The family of a decorated Louisville EMT who was fatally shot by police has hired a prominent civil rights attorney with the Black Lives Matter movement in their lawsuit against three officers.

Breonna Taylor, 26, was shot eight times by Louisville Metro Police officers who entered her apartment around 1 a.m. March 13. Police have said the officers were serving a search warrant as part of a narcotics investigation, but no drugs were found at the home.

What a difference two months and national civil rights scrutiny make.

Taylor’s story keeps happening because the cops keep getting away with it. In fact, the reason the Taylor family’s civil lawsuit against these police officers is unlikely to succeed is that recent Supreme Court precedent makes it clear that you cannot sue the cops when they break into your house and shoot you.

That recent case is called County of Los Angeles v. Mendez. I wrote about it in 2017. In that case, members of the Los Angeles Police Department entered a shack that was occupied by a homeless couple; the cops didn’t have a warrant to enter, and they did not announce themselves as police before breaking in.
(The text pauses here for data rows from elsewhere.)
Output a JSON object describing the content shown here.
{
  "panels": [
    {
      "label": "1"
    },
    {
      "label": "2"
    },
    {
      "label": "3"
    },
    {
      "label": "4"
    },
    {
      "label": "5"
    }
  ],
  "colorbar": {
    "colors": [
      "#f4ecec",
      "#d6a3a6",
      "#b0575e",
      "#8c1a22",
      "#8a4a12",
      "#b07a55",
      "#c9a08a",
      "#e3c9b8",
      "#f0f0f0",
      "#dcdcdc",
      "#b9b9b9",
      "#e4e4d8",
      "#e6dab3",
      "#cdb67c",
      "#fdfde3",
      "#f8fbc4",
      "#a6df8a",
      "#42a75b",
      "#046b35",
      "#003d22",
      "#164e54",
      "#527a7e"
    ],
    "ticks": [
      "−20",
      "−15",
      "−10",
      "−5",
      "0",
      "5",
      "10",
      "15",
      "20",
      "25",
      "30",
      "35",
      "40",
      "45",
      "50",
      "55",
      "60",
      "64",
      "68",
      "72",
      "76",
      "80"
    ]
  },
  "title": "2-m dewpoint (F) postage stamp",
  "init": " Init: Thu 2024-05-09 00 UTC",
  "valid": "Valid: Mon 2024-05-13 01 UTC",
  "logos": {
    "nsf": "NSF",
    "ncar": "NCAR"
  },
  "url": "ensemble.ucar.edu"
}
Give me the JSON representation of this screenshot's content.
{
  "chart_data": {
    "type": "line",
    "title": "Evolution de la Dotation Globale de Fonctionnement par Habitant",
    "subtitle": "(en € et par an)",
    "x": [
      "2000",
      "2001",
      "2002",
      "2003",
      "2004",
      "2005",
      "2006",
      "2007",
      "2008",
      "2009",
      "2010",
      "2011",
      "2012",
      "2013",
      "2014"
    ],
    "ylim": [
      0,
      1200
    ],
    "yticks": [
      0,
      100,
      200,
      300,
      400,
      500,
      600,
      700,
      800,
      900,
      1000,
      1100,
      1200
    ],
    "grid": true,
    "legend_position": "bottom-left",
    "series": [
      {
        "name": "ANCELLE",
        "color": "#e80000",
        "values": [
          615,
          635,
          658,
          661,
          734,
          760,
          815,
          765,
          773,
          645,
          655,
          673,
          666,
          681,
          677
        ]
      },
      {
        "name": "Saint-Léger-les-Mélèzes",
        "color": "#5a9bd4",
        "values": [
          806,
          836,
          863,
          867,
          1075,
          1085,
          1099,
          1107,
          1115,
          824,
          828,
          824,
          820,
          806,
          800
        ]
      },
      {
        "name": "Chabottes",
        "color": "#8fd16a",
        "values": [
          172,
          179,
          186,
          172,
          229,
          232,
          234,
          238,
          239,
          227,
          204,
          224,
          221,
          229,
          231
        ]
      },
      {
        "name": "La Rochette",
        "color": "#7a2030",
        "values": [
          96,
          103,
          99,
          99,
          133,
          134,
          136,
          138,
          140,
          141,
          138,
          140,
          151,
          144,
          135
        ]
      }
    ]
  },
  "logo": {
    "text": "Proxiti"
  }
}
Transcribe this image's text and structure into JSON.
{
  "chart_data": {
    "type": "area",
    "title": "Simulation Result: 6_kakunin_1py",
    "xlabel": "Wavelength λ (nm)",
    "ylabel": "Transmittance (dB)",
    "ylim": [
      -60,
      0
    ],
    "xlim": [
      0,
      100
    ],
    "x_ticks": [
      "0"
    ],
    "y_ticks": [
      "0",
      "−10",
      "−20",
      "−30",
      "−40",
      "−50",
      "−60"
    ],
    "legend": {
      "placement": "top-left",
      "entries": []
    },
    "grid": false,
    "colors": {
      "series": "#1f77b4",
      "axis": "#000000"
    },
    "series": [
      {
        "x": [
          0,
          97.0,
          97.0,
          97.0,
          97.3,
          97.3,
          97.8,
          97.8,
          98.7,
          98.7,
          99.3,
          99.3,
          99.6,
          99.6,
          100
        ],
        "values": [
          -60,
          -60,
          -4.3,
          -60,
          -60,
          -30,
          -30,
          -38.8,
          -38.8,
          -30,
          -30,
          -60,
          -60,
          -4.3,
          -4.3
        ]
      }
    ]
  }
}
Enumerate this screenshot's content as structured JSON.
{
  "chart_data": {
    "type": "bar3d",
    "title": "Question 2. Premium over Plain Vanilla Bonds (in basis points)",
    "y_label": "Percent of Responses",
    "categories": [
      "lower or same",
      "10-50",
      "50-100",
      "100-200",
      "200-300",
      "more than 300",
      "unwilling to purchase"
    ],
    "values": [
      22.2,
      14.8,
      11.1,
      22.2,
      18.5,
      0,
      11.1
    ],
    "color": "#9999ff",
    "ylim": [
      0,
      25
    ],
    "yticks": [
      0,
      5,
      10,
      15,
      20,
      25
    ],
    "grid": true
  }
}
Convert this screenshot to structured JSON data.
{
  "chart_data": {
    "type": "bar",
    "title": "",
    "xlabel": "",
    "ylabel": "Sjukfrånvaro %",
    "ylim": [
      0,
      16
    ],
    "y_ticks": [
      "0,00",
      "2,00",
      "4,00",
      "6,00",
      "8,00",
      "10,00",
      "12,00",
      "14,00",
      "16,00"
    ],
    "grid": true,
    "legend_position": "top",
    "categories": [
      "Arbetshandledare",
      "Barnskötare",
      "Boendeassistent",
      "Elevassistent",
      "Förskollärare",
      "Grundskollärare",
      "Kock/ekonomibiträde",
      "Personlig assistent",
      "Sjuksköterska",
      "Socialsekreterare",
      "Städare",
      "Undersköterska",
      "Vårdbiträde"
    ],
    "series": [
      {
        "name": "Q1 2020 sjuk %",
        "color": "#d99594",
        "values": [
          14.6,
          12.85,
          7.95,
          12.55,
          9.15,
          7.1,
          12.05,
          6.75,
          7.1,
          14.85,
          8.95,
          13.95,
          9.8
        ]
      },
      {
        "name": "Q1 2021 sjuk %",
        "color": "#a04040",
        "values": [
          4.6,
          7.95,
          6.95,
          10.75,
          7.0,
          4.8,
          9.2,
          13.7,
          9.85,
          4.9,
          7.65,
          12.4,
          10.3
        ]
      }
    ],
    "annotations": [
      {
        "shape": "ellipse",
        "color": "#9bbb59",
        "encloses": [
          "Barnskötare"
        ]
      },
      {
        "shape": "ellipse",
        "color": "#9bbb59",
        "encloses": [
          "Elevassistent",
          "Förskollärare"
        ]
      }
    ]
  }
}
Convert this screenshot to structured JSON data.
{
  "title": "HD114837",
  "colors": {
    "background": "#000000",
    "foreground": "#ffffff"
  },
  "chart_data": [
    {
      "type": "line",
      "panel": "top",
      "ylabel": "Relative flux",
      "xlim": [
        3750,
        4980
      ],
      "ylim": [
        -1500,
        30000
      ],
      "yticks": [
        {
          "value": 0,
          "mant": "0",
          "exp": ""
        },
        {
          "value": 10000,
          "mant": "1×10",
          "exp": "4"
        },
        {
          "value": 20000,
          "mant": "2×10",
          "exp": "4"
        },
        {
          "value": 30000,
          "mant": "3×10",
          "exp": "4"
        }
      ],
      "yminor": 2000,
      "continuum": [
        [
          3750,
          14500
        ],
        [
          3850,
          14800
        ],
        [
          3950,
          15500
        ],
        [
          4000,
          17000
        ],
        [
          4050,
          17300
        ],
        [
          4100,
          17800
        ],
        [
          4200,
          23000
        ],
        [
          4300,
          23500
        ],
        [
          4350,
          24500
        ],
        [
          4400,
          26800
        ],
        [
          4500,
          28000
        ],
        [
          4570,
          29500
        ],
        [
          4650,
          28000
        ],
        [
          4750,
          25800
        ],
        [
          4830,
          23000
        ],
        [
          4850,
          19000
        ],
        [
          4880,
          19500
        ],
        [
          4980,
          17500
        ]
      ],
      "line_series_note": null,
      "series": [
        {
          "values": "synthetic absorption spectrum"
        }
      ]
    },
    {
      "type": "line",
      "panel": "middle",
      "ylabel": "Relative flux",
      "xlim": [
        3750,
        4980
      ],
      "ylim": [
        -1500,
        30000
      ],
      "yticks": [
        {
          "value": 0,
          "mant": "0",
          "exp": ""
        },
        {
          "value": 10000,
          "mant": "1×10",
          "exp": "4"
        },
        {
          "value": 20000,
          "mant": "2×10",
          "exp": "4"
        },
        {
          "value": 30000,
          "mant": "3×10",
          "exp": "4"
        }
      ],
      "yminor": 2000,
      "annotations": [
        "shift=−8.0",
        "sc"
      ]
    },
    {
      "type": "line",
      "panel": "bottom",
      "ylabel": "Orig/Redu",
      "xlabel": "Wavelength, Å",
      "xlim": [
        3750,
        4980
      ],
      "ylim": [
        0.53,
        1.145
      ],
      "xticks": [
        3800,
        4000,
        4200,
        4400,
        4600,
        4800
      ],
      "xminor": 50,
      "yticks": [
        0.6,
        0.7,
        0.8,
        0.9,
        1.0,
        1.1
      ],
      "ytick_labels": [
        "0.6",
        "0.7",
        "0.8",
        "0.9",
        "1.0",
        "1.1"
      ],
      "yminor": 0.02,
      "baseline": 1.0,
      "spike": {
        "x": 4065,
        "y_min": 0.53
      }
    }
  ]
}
The cops were looking for an armed parolee, but they picked the wrong shack. Inside the shack, Angel Mendez believed he was being robbed and reached for a BB gun. Cops fired 15 shots at Mendez and his pregnant wife, Jennifer Mendez, who was shot in the back.

At a civil trial against the cops, a jury awarded the Mendezes $4 million under California’s provocation rule. The rule said that if a cop’s reckless or unlawful actions resulted in a violent confrontation, victims may recover damages against the police.

But the Supreme Court threw out the verdict, the damage award, and the provocation law itself. The court said the provocation rule was an unconstitutional interpretation of the Fourth Amendment’s protection against illegal searches and seizures.

The decision was unanimous, by the way. The conservatives and liberals got together to deny the Mendezes justice or hold the cops accountable for shooting an unarmed pregnant homeless woman in the back. They then sent the case back down to the Ninth Circuit for reconsideration.

In 2019 the US Court of Appeals for the Ninth Circuit, on rehearing, was able to reinstate the damage award on different Fourth Amendment grounds, and the Supreme Court declined to reverse the lower court again. But the provocation rule is still out, and the bar to hold police departments accountable for the murders they commit is still nearly impossible to reach.

The Mendezes are unique individuals, just as Taylor was a unique person, but their stories are common. Taylor’s death is a routine way for black people to die in this country, because the country long ago decided that murdering black people is a legal thing for cops to do. Taylor’s death wasn’t a tragic accident; it was the predictable result of a system that does not value black lives.

Almost every major institutional actor in this country chooses to let the cops get away with murder. The media makes this choice every time it decides to reprint a police report, uncritically, as if the cops can be trusted to represent the truth. Judges make this choice when they sign open-ended search warrants or retroactively admit evidence obtained without a warrant. Mayors and governors make this choice when they seek the endorsement of police unions and bend over backward to keep those unions happy. And prosecutors, juries, and justices make this choice when they refuse to hold cops criminally or financially accountable for their crimes.

The next time you read about a person killed by cops who were “executing a search warrant,” or a person killed by cops while “resisting arrest,” remember Breonna Taylor. Remember that police reports are the version of events most pleasing to the police. Remember that cops will continue to kill people of color until we choose to hold them accountable.